70% of Transformation Projects Still Fail. Open Innovation Has the Same Problem. And the Same Fix.

70% of Transformation Projects Still Fail. Open Innovation Has the Same Problem. And the Same Fix.

April 07, 2026

70% of Transformation Projects Still Fail. Open Innovation Has the Same Problem. And the Same Fix.

You already know the stat. Seven out of ten transformation projects fail. It has been roughly that number for over two decades. McKinsey said it. Kotter said it. Everyone nods gravely in meetings about it. And then most organisations go ahead and run the exact same playbook anyway.

Here is what is less discussed. Open innovation programmes fail at strikingly similar rates. Companies launch them with fanfare, build platforms, send all-staff emails, and then watch participation flatline within months. The post-mortems blame culture, or timing, or leadership commitment.

They are almost always wrong about the root cause.

It is a behaviour problem. It was always a behaviour problem.

Transformation does not fail because the strategy is bad. Open innovation does not fail because the technology is wrong. They fail because they require people to change what they do, and people are spectacularly resistant to that.

This is not a character flaw. It is wiring.

Status quo bias means we default to whatever we are already doing, even when the alternative is clearly better. Loss aversion means the fear of losing what we have outweighs the appeal of gaining something new. Think about how it feels to be asked to share your hard-won expertise with a crowd of strangers through a portal you did not ask for. That is not collaboration. That feels like giving away your competitive advantage.

And then there is territorial protection. The quiet, rational calculation that says: if everyone can contribute ideas, what happens to the people who were previously paid to be the idea people?

These are not objections you can PowerPoint away.

The playbook is broken

Most transformation and open innovation programmes follow the same logic. Design the strategy. Build the system. Cascade the message. Assume people will come.

This is the "Field of Dreams" model of organisational change. Build it and they will come. It assumes people behave rationally. That good communication equals behaviour change. That if you explain the vision clearly enough, people will get on board.

They will not. Or more precisely, they will say they are on board. They will attend the workshops. They will nod. And then they will go back to their desks and do exactly what they were doing before.

The gap between what organisations say will happen and what actually happens is where transformation goes to die. Communication is not the fix. More communication is definitely not the fix.

Behavioural design is the fix.

Three principles that actually work

1. Reduce friction to the point of absurdity.

Every form field, approval layer, and ambiguous instruction is a reason to quit. People do not abandon your programme because they reject the vision. They abandon it because you made it annoying. If submitting an idea takes twelve clicks and a manager sign-off, you do not have an innovation platform. You have a filter that selects for stubbornness. Cut the steps. Then cut them again.
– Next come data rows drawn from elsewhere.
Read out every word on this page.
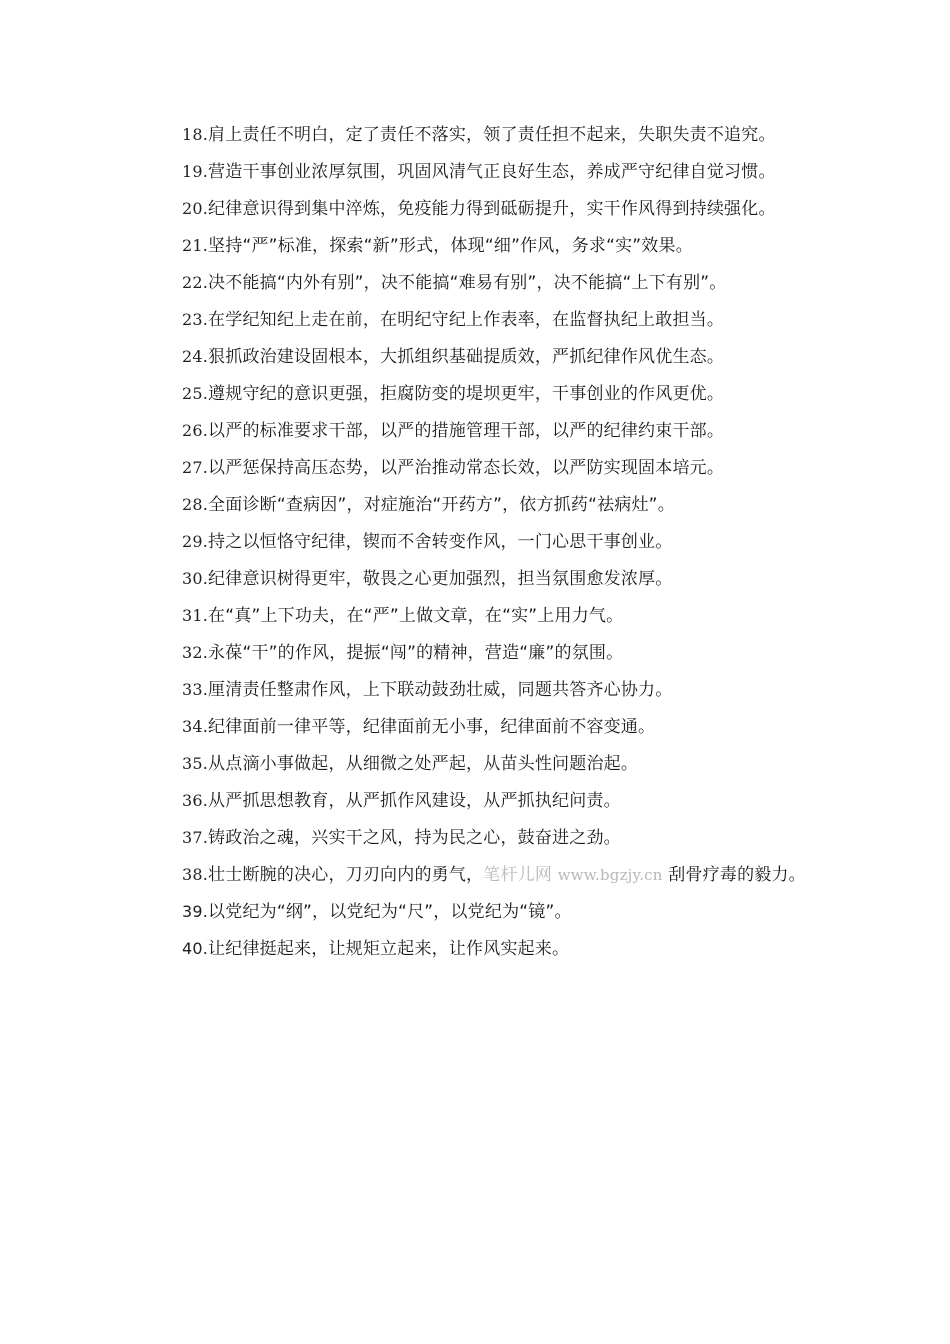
18.肩上责任不明白，定了责任不落实，领了责任担不起来，失职失责不追究。

19.营造干事创业浓厚氛围，巩固风清气正良好生态，养成严守纪律自觉习惯。

20.纪律意识得到集中淬炼，免疫能力得到砥砺提升，实干作风得到持续强化。

21.坚持“严”标准，探索“新”形式，体现“细”作风，务求“实”效果。

22.决不能搞“内外有别”，决不能搞“难易有别”，决不能搞“上下有别”。

23.在学纪知纪上走在前，在明纪守纪上作表率，在监督执纪上敢担当。

24.狠抓政治建设固根本，大抓组织基础提质效，严抓纪律作风优生态。

25.遵规守纪的意识更强，拒腐防变的堤坝更牢，干事创业的作风更优。

26.以严的标准要求干部，以严的措施管理干部，以严的纪律约束干部。

27.以严惩保持高压态势，以严治推动常态长效，以严防实现固本培元。

28.全面诊断“查病因”，对症施治“开药方”，依方抓药“祛病灶”。

29.持之以恒恪守纪律，锲而不舍转变作风，一门心思干事创业。

30.纪律意识树得更牢，敬畏之心更加强烈，担当氛围愈发浓厚。

31.在“真”上下功夫，在“严”上做文章，在“实”上用力气。

32.永葆“干”的作风，提振“闯”的精神，营造“廉”的氛围。

33.厘清责任整肃作风，上下联动鼓劲壮威，同题共答齐心协力。

34.纪律面前一律平等，纪律面前无小事，纪律面前不容变通。

35.从点滴小事做起，从细微之处严起，从苗头性问题治起。

36.从严抓思想教育，从严抓作风建设，从严抓执纪问责。

37.铸政治之魂，兴实干之风，持为民之心，鼓奋进之劲。

38.壮士断腕的决心，刀刃向内的勇气，笔杆儿网 www.bgzjy.cn 刮骨疗毒的毅力。

39.以党纪为“纲”，以党纪为“尺”，以党纪为“镜”。

40.让纪律挺起来，让规矩立起来，让作风实起来。
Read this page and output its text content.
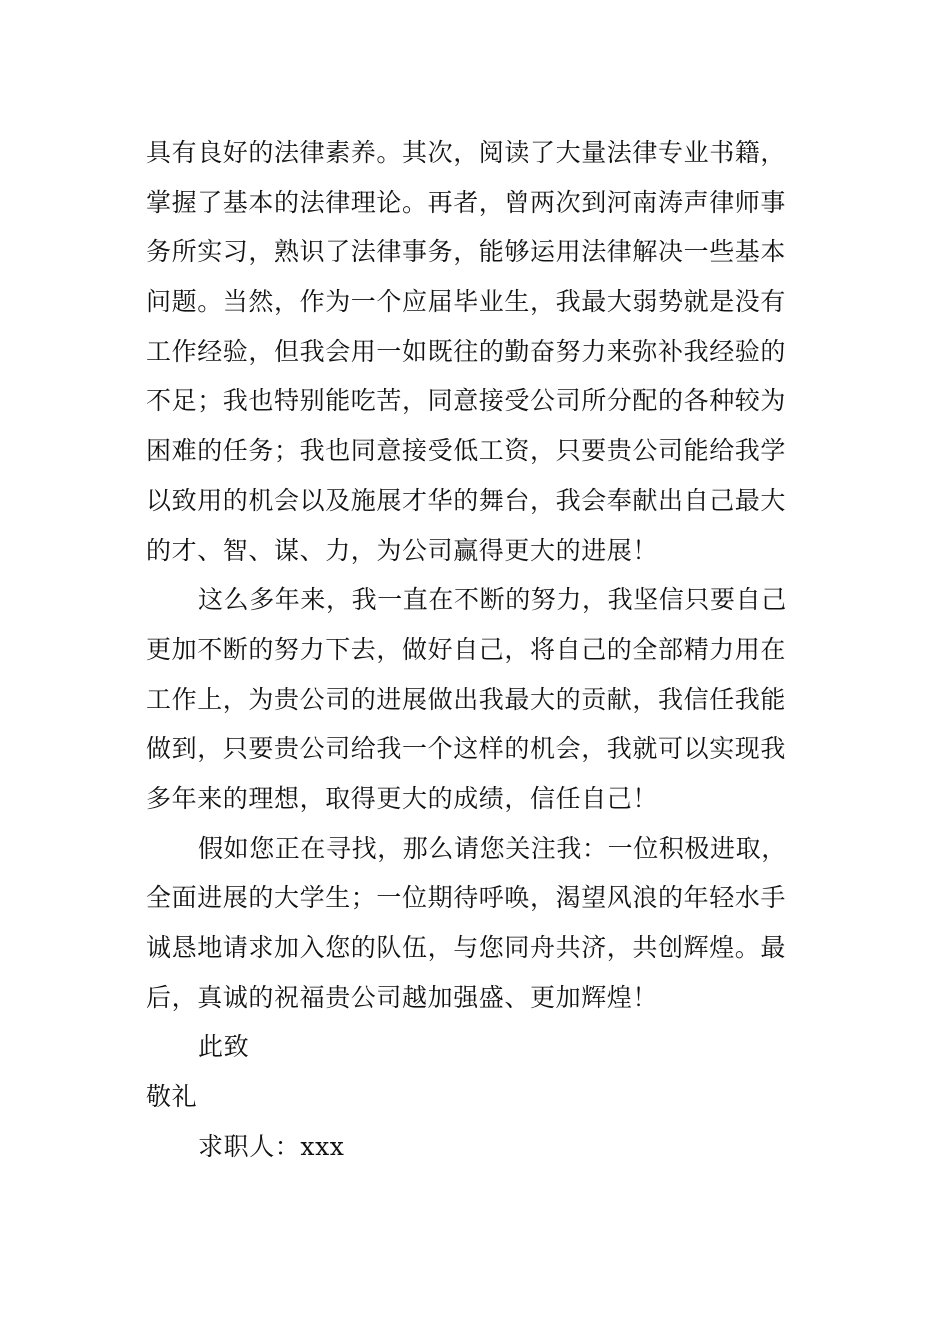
具有良好的法律素养。其次，阅读了大量法律专业书籍，
掌握了基本的法律理论。再者，曾两次到河南涛声律师事
务所实习，熟识了法律事务，能够运用法律解决一些基本
问题。当然，作为一个应届毕业生，我最大弱势就是没有
工作经验，但我会用一如既往的勤奋努力来弥补我经验的
不足；我也特别能吃苦，同意接受公司所分配的各种较为
困难的任务；我也同意接受低工资，只要贵公司能给我学
以致用的机会以及施展才华的舞台，我会奉献出自己最大
的才、智、谋、力，为公司赢得更大的进展！
这么多年来，我一直在不断的努力，我坚信只要自己
更加不断的努力下去，做好自己，将自己的全部精力用在
工作上，为贵公司的进展做出我最大的贡献，我信任我能
做到，只要贵公司给我一个这样的机会，我就可以实现我
多年来的理想，取得更大的成绩，信任自己！
假如您正在寻找，那么请您关注我：一位积极进取，
全面进展的大学生；一位期待呼唤，渴望风浪的年轻水手
诚恳地请求加入您的队伍，与您同舟共济，共创辉煌。最
后，真诚的祝福贵公司越加强盛、更加辉煌！
此致
敬礼
求职人：xxx
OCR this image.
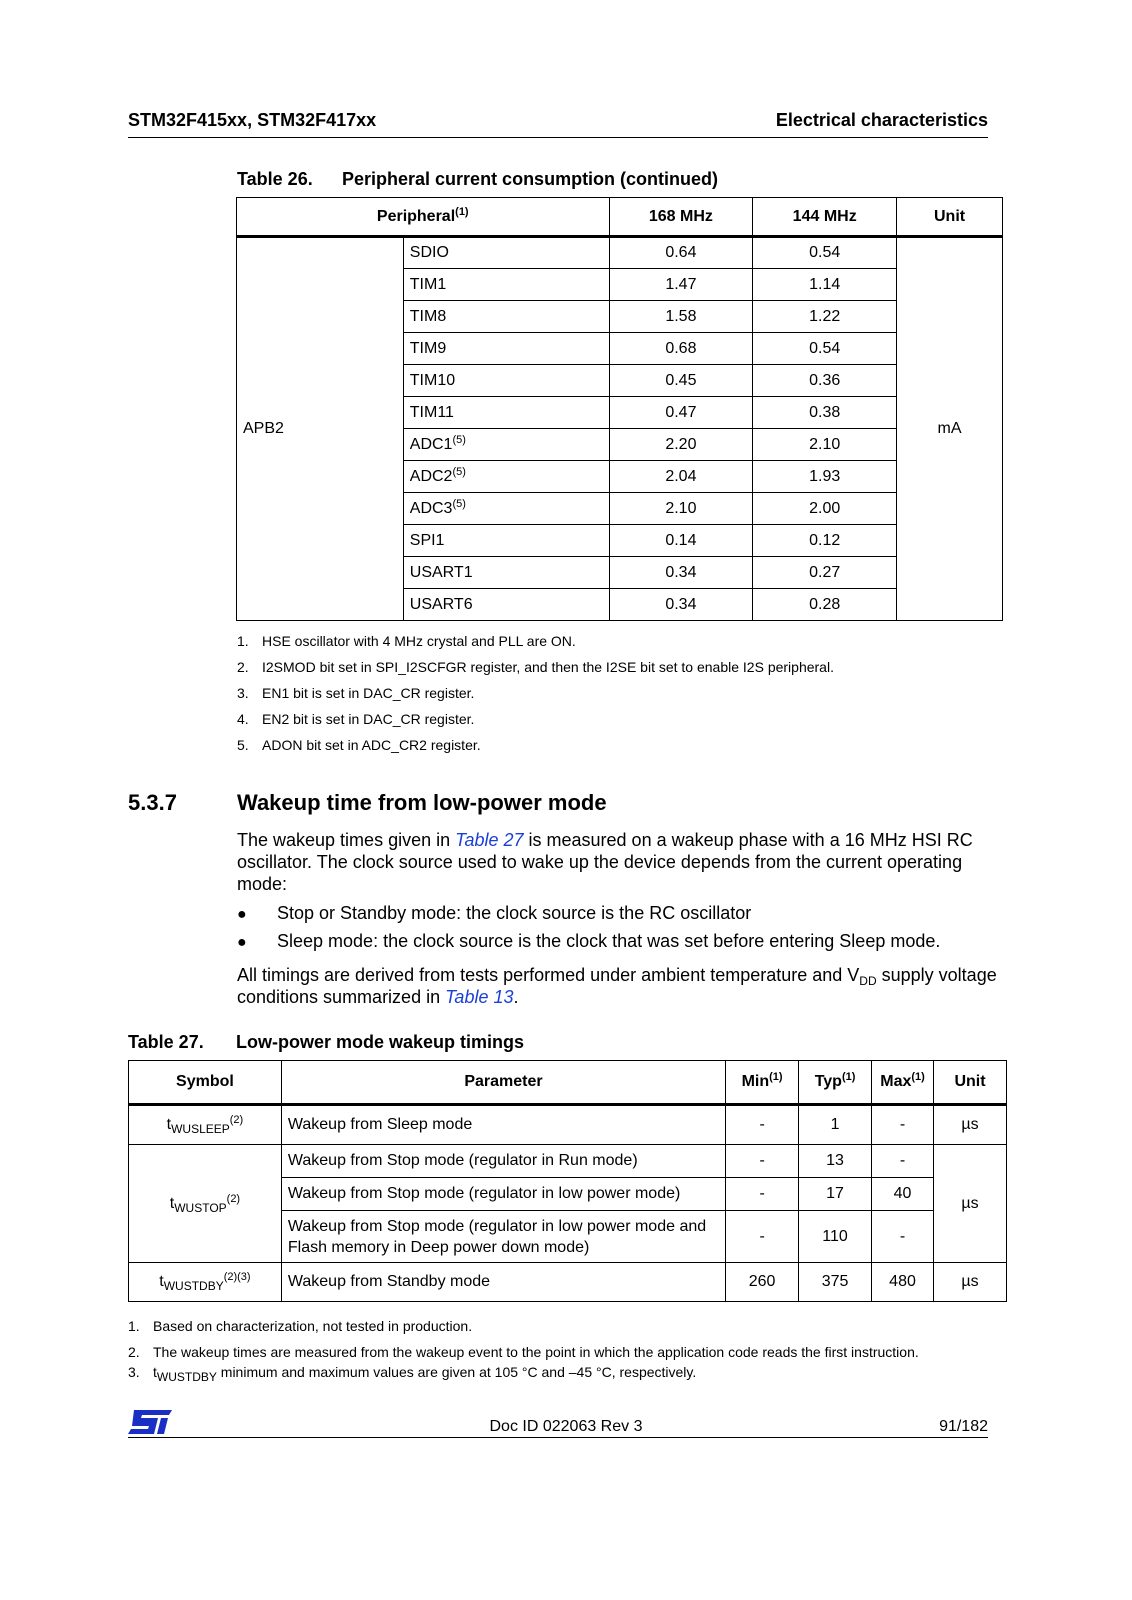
STM32F415xx, STM32F417xx	Electrical characteristics
Table 26. Peripheral current consumption (continued)
Peripheral$^{(1)}$		168 MHz	144 MHz	Unit
APB2	SDIO	0.64	0.54	mA
	TIM1	1.47	1.14	
	TIM8	1.58	1.22	
	TIM9	0.68	0.54	
	TIM10	0.45	0.36	
	TIM11	0.47	0.38	
	ADC1$^{(5)}$	2.20	2.10	
	ADC2$^{(5)}$	2.04	1.93	
	ADC3$^{(5)}$	2.10	2.00	
	SPI1	0.14	0.12	
	USART1	0.34	0.27	
	USART6	0.34	0.28	
1. HSE oscillator with 4 MHz crystal and PLL are ON.
2. I2SMOD bit set in SPI_I2SCFGR register, and then the I2SE bit set to enable I2S peripheral.
3. EN1 bit is set in DAC_CR register.
4. EN2 bit is set in DAC_CR register.
5. ADON bit set in ADC_CR2 register.
5.3.7	Wakeup time from low-power mode
The wakeup times given in Table 27 is measured on a wakeup phase with a 16 MHz HSI RC oscillator. The clock source used to wake up the device depends from the current operating mode:
● Stop or Standby mode: the clock source is the RC oscillator
● Sleep mode: the clock source is the clock that was set before entering Sleep mode.
All timings are derived from tests performed under ambient temperature and $V_{DD}$ supply voltage conditions summarized in Table 13.
Table 27. Low-power mode wakeup timings
Symbol	Parameter	Min$^{(1)}$	Typ$^{(1)}$	Max$^{(1)}$	Unit
$t_{WUSLEEP}^{(2)}$	Wakeup from Sleep mode	-	1	-	µs
$t_{WUSTOP}^{(2)}$	Wakeup from Stop mode (regulator in Run mode)	-	13	-	µs
	Wakeup from Stop mode (regulator in low power mode)	-	17	40	
	Wakeup from Stop mode (regulator in low power mode and Flash memory in Deep power down mode)	-	110	-	
$t_{WUSTDBY}^{(2)(3)}$	Wakeup from Standby mode	260	375	480	µs
1. Based on characterization, not tested in production.
2. The wakeup times are measured from the wakeup event to the point in which the application code reads the first instruction.
3. $t_{WUSTDBY}$ minimum and maximum values are given at 105 °C and –45 °C, respectively.
Doc ID 022063 Rev 3	91/182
2. Design for small, visible wins early and often.

Social proof is the most powerful driver of behaviour change. Not emails from the CEO. Not town halls. Seeing someone like you succeed at the thing you are being asked to do. That is what moves people. Find one quick, tangible outcome in the first thirty days and make sure everyone hears about it. Not as propaganda. As evidence.

3. Rewire the invisible incentives.

This is the big one. Look at what your organisation actually rewards versus what it officially encourages. If you are asking people to collaborate across boundaries but promoting them based on individual output, you have a structural contradiction. People are not ignoring your programme. They are responding perfectly rationally to the incentive system you built. Fix the system, not the people.

Three things to do before you launch anything

First, audit your programme for friction. Map every step a participant has to take and eliminate at least half. Not after launch. Before.

Second, identify one deliverable that can show tangible value within thirty days. Then publicise it relentlessly. Make the win impossible to miss.

Third, review your existing incentive structures and find at least one place where what is rewarded contradicts what you are asking people to do. Fix that structural misalignment before kickoff. Not after the first disappointing quarterly review.

None of this is complicated. But it does require admitting that the problem is not out there in the culture or the mindset. It is in the design. Your design.

The organisations that crack transformation and open innovation will not be the ones with the best strategies or the slickest platforms. They will be the ones that took human behaviour seriously from day one.

"Stop announcing change. Start designing for it."